Set up a Maintenance Window to schedule SSM Patch Manager

TOC

Set up a Maintenance Window to schedule SSM Patch Manager

The following pages discuss the patch baseline.

あわせて読みたい
Create a custom patch baseline with SSM Patch Manager (Linux) 【Configure SSM Patch Manager to create custom patch baselines and distribute patches】 System Manager (SSM) Patch Manager is a function that automates the a...

In this case, we will consider setting up a schedule for applying patches.
Scheduling patches can be done by setting up a maintenance window.

After you configure a patch baseline (and optionally a patch group), you can apply patches to your node by using a maintenance window.

About patching schedules using maintenance windows

This time, we will use CloudFormation to set up the maintenance window, referring to the following official AWS page.

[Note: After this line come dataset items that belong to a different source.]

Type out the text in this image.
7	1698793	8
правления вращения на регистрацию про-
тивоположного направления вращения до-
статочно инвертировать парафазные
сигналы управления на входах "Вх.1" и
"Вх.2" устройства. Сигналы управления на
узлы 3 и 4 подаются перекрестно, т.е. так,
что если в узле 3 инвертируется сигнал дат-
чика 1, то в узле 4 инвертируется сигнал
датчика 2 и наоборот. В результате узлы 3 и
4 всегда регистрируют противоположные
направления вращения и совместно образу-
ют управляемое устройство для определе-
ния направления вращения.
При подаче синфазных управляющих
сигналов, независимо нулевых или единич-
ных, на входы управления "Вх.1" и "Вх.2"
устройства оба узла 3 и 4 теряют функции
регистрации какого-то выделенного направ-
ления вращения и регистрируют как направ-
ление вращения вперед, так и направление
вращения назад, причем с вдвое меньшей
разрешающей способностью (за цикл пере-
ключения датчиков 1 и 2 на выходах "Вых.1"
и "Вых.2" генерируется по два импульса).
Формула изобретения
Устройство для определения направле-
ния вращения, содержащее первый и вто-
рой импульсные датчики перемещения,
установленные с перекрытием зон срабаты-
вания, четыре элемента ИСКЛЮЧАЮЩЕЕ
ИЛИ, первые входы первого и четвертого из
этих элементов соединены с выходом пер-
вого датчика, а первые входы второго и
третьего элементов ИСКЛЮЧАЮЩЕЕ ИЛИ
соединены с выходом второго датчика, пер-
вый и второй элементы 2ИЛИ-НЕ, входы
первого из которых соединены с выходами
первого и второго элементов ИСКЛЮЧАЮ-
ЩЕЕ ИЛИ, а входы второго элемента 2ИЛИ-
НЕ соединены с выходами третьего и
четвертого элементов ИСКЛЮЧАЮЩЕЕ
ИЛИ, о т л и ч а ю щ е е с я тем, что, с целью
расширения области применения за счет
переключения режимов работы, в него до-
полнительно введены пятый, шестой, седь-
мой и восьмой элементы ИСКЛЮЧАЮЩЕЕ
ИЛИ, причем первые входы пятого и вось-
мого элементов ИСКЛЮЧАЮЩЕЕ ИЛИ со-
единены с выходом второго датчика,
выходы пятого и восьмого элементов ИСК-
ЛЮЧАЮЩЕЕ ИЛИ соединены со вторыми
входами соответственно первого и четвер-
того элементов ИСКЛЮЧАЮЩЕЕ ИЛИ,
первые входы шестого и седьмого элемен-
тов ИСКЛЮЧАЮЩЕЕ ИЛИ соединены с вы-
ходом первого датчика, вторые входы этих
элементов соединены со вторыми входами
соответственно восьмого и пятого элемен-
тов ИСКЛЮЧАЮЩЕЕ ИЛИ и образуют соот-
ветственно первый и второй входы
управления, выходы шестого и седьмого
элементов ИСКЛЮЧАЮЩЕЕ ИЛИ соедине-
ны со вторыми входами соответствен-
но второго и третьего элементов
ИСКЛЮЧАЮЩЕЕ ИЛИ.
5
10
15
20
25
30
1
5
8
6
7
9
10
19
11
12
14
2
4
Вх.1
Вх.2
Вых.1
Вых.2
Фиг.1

https://docs.aws.amazon.com/systems-manager/latest/userguide/maintenance-windows-cli-tutorials-create.html

Environemnt

Diagram of set up Maintenance Window to schedule SSM Patch Manager.

Place one EC2 instance in a private subnet.
The instance will be Amazon Linux 2.

Set up a maintenance window.
The content is to periodically run the SSM document AWS-RunPatchBaseline.
Running this document will cause the instance to run AWS-AmazonLinux2DefaultPatchBaseline, which is the default for Amazon Linux 2.

Save Patch Manager execution logs to S3 bucket.

CloudFormation template files

The above configuration is built with CloudFormation.
The CloudFormation templates are placed at the following URL

https://github.com/awstut-an-r/awstut-fa/tree/main/116

Explanation of key points of template files

When setting up a maintenance window, set up the following three resources

  • Maintenance Window
  • Maintenance Window Target
  • Maintenance Window Task

Maintenance Window

Resources:
  MaintenanceWindow:
    Type: AWS::SSM::MaintenanceWindow
    Properties:
      AllowUnassociatedTargets: true
      Cutoff: 1
      Description: My-First-Maintenance-Window
      Duration: 2
      Name: !Sub "${Prefix}-MaintenanceWindow"
      Schedule: rate(5 minutes)
      ScheduleTimezone: Asia/Tokyo
Code language: YAML (yaml)

The following page covers how to create a maintenance window using the AWS CLI.

https://docs.aws.amazon.com/systems-manager/latest/userguide/mw-cli-tutorial-create-mw.html

Create CloudFormation templates based on the above.

The settings are as follows

Runs every five minutes for up to two hours (as needed).
Prevents new tasks from starting within one hour of the end of the maintenance window operation.
Allows unassociated targets (instances that you haven’t registered with the maintenance window).

Step 1: Create the maintenance window (AWS CLI)

Maintenance Window Target

Resources:
  MaintenanceWindowTarget:
    Type: AWS::SSM::MaintenanceWindowTarget
    Properties:
      Description: My-First-Maintenance-Window-Target
      Name: !Sub "${Prefix}-MaintenanceWindowTarget"
      ResourceType: INSTANCE
      Targets:
        - Key: tag:Patch Group
          Values:
            - !Ref PatchGroupTag
      WindowId: !Ref MaintenanceWindow
Code language: YAML (yaml)

The following page covers how to create a maintenance window target using the AWS CLI.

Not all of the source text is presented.